I don't know what's more annoying about this thread...the fact that it's written by a nursing student who has never walked in our shoes or the fact that the stuff written is a bunch of garbage or both? Can't tell but it's pretty darn insulting!
About the scrubs though...I have never liked floral scrubs, I like them solid but that's my preference. I can't impose MY preference on anyone:)
sarjasy -
you may think you only refered to "only a subset" of nurses of the (very small number) you've seen thus far, but in your op you specified "many" - which makes it harder for readers to see themselves as separate from the nurses you criticised. and i am certainly not disagreeing with your perception that, out of the small subset of all nurses there are, the perception of nurses by other health care professionals is their biggest concern/complaint/issue, though in my experience other issues (like workload, pay, paperwork, lack of support from nursing hierarchy, patients and family members confusing their priorities for ours, and workload again) usually rank higher.

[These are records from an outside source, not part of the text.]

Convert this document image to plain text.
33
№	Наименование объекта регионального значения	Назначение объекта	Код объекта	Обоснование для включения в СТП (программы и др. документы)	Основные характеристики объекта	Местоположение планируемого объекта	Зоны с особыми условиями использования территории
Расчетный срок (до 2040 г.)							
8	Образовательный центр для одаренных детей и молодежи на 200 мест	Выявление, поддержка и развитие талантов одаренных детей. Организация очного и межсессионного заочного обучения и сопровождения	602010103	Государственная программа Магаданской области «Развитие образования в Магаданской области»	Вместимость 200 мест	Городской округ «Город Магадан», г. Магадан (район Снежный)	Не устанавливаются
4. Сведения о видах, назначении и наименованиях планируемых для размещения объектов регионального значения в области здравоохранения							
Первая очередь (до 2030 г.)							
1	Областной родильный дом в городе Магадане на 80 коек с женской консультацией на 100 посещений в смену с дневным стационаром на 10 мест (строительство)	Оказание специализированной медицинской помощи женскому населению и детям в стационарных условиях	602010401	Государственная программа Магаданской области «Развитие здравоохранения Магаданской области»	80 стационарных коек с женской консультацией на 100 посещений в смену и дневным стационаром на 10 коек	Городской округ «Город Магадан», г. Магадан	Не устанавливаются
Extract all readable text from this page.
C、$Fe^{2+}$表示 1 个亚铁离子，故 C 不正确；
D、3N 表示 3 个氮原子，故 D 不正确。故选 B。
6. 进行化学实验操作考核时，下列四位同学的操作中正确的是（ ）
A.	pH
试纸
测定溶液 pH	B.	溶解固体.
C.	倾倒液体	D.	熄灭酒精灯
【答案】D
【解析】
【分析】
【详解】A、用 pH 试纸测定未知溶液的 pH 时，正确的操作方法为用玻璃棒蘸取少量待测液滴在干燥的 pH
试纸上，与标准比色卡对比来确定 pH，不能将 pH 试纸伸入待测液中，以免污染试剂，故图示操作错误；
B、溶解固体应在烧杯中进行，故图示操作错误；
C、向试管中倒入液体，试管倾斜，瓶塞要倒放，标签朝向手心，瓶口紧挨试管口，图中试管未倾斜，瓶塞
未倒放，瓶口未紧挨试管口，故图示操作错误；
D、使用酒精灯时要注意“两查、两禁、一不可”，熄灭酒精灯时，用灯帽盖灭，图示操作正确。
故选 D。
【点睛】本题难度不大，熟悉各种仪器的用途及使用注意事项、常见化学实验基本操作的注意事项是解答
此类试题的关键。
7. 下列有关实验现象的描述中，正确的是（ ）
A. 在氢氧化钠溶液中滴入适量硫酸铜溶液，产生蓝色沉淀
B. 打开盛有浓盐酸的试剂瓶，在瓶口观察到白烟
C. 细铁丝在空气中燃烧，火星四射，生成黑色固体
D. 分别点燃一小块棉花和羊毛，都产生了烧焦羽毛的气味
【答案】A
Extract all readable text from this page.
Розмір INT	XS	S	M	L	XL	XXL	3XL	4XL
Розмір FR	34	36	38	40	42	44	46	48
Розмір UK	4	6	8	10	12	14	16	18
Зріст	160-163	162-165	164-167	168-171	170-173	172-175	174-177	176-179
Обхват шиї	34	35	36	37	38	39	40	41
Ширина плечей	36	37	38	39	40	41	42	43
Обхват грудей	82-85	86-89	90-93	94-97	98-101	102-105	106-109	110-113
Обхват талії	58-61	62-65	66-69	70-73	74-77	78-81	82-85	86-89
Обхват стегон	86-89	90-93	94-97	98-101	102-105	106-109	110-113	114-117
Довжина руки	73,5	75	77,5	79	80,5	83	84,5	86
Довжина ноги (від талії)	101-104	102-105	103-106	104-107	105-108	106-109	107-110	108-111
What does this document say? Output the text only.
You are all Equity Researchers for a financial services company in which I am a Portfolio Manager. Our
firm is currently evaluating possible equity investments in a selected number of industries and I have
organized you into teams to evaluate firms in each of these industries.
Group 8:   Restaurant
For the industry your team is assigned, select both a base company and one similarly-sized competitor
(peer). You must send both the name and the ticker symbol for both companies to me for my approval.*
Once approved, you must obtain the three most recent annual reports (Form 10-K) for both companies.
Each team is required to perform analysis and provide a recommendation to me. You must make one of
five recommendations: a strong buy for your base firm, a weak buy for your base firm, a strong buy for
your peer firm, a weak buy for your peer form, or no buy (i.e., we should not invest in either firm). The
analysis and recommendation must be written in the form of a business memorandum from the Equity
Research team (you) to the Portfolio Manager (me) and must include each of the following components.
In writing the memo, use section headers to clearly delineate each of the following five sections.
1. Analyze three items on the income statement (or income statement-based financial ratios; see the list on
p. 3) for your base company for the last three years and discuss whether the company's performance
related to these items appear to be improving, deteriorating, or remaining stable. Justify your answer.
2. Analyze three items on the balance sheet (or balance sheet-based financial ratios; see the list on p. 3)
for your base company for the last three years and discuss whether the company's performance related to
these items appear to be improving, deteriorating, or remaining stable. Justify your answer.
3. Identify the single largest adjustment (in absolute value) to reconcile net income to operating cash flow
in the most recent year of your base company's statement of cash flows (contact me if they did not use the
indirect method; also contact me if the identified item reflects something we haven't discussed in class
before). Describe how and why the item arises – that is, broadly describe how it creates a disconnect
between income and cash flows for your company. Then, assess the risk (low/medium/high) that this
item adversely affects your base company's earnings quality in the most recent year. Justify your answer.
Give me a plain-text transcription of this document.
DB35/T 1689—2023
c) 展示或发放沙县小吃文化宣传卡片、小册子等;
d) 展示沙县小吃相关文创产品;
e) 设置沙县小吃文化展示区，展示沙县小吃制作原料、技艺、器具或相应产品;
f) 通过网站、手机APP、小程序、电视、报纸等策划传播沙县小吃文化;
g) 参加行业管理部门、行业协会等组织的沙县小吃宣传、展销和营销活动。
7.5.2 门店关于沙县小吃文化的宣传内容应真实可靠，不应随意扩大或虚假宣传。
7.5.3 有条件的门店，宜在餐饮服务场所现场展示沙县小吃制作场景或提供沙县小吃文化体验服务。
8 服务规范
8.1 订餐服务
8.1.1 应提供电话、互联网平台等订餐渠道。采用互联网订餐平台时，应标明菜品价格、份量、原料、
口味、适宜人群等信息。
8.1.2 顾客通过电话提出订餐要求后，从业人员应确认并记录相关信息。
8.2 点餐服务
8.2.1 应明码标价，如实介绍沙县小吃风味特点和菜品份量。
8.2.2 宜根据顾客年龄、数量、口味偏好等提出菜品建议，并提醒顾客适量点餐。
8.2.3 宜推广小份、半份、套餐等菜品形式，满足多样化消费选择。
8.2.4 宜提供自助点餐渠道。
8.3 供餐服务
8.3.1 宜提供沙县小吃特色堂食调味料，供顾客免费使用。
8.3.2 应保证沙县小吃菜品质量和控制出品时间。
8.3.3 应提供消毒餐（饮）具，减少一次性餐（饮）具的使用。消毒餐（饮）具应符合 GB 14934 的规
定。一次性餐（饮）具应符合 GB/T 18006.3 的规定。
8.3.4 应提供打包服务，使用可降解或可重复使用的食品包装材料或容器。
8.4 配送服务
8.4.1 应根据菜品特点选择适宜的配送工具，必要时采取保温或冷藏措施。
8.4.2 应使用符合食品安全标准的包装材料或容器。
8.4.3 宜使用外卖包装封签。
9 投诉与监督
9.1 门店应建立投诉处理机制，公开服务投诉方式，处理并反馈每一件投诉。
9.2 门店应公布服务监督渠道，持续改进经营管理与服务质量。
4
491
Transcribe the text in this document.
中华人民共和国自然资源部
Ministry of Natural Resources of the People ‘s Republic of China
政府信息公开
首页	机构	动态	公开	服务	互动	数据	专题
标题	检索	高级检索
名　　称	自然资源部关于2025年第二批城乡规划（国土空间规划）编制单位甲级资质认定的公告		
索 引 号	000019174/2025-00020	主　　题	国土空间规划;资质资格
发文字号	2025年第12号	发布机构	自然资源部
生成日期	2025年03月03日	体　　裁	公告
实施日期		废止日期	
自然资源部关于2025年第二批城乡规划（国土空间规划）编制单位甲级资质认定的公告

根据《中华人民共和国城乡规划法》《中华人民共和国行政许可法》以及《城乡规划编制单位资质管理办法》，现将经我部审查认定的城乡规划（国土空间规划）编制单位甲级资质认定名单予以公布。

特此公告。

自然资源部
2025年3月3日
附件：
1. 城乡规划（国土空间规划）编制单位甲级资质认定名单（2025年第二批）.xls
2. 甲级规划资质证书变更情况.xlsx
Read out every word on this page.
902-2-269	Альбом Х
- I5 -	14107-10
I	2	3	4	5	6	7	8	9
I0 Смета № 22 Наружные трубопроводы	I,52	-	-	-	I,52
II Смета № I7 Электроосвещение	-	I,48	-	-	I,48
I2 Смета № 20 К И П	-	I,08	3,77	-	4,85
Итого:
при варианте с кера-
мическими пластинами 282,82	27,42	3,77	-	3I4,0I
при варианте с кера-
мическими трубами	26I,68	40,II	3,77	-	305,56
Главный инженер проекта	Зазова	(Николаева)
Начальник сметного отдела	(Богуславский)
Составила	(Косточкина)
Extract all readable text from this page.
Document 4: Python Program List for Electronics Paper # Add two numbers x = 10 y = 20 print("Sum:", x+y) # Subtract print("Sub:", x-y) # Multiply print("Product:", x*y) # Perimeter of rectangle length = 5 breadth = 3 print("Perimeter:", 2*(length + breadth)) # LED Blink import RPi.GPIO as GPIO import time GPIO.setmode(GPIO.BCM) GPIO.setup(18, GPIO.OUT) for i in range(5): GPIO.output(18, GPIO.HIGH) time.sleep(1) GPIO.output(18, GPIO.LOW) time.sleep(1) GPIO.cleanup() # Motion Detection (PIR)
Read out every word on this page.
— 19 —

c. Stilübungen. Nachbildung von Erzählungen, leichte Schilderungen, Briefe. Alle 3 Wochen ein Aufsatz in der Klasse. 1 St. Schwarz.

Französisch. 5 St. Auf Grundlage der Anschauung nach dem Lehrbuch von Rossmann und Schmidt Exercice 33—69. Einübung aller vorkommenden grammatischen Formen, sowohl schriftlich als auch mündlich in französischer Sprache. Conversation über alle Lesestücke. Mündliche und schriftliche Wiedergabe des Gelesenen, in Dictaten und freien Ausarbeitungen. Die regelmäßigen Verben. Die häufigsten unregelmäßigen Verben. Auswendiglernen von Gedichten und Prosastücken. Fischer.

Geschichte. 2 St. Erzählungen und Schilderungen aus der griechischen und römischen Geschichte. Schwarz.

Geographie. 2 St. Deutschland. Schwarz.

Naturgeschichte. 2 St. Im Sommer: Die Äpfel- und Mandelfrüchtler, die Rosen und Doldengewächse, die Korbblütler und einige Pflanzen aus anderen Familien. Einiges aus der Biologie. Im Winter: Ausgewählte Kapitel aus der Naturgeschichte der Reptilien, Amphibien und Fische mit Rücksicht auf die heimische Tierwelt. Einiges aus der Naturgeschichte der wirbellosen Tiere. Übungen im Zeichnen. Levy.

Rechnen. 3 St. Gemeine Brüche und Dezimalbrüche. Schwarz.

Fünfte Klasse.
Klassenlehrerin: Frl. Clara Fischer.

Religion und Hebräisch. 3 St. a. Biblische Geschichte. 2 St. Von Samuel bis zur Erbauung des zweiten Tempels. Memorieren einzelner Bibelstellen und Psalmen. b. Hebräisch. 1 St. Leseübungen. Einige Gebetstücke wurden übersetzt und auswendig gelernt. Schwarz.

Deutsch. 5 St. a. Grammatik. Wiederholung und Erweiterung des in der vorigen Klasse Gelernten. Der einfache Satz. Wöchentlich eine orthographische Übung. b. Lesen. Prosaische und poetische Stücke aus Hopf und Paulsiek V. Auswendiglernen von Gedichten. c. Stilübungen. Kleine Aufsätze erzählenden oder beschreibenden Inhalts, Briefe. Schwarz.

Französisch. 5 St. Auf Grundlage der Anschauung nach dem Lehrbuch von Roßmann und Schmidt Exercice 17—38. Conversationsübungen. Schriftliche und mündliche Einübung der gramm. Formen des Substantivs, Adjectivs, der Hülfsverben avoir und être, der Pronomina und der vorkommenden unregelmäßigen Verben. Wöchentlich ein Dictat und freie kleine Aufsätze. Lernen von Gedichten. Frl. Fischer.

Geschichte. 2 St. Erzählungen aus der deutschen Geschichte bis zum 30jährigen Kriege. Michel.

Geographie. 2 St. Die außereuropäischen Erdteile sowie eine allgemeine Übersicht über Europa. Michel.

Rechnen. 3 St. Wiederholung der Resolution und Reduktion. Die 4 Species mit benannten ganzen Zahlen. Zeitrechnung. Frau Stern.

your central thesis is that nurses aren't respected because they are whiny, uninformed, uninterested in learning, project a feminised image of themselves, and wear cutesy clothes.
to take your recent response a point at a time:
(1) i simply don’t understand how my lack of experience has any bearing on the topics at hand. i don’t see how i need 10 years of rn experience to point out that teddy bear characters on a nursing school’s web page don’t attract men to nursing. how would rn experience better qualify me to point that i have been exposed to an abnormal amount of whining, or that my fellow students and nurses that i have been exposed to don’t take science seriously? why do i need years of experience to point out the obvious that many nursing diagnoses are totally lacking in reality? or that scrubs with flowers all over them don’t look professional? what i’ve said is either right or wrong and experience has nothing to do with it.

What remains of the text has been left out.